Monday, August 30, 2010

Are you done yet?

I believe that we're done having children. That is the official answer when someone asks if we're done. I mean, we've had three kids in four years. My once fertility-challenged uterus has proven its point, don't you think? There's always that doubt, though, and the knowledge that, in the big picture, my husband and I aren't really in charge of such things. Nor should we be—I approach the issue with too much emotion and my husband would be way too practical about it. God's grace just seems more reasonable in these matters.

Something does happen to a mom, though, when she really believes that the baby she's holding will be her last. She holds him a little longer and a little closer. She worries that maybe she didn't enjoy her other children, especially the middle child, as much as she enjoys this one. She smells his head and nuzzles his neck more and tries to remember how the heads and necks of her other children smelled. She kisses and talks and smiles more than she remembers doing with the others. She struggles to recall how the other two looked at her when they were babies. Were their gazes as adoring? Did her heart skip a beat when they looked at her, too? Did the other babies take deep breaths and stare and smile and coo and wriggle as much as this baby? She tries to remember whether her other children's voices sounded as melodic and sweet in their infancy because, nowadays, their voices are full of whines and shrieks and an exhausting willfulness. And she knows without a doubt that she doesn't want to forgot these things ever and wishes there were a way to bottle that smell (minus the spit up and poop) and preserve forever the sweet sounds and loving gazes. She hopes these tender feelings make up for the fact that this child may not have as big a scrapbook as the others—the first child and the first girl.

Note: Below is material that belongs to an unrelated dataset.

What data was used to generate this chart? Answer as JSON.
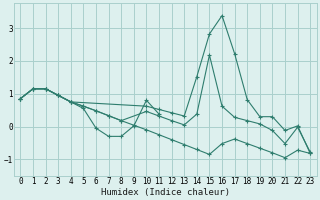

Did I say "she"? I meant "I." And I should mention that all these thoughts occur within the same five minute as any one of the following:
  1. Ew. Ew. EWWW. Stop drooling on me already. (Owen is the lone dribblepuss of the family.) 
  2. You won't die if I put you down for five seconds, you needy little monster.
  3. What the f---? You've only been asleep for a half hour. I haven't had time to miss you or even pee. (By the way, I'm not the only mom who utters four-letter words with their baby or child in mind or even at their babies. I know a lovely woman from my church who was sure her son's first word would start with F and end with K and another woman with a colicky baby who was affectionately referred to as that ... ahem, you get the idea.)
I should also mention that I routinely bark at my husband "We are NOT having any more damn kids" when that cherished baby won't go back to sleep at 2 a.m. Given the emotional extremes of motherhood, it's hard to rationally decide whether Owen's rightful place in the family will be "the baby" or the other middle child.


Maybe one day I will hold another baby—a new niece or nephew, a friend's baby, a grandbaby. Or maybe one of my own. I've always said that I don't want to have a 2 year old when I'm 40. To which my God, with his quirky sense of humor, will likely say, "Okay then. How about a newborn at 40?"

2 comments:

Anonymous said...

"Okay then. How about a newborn at 40?"

Mmmm... it might work out!

-- Laurie

Josee said...

My nightmare is puberty and menopause in the same house, Laurie.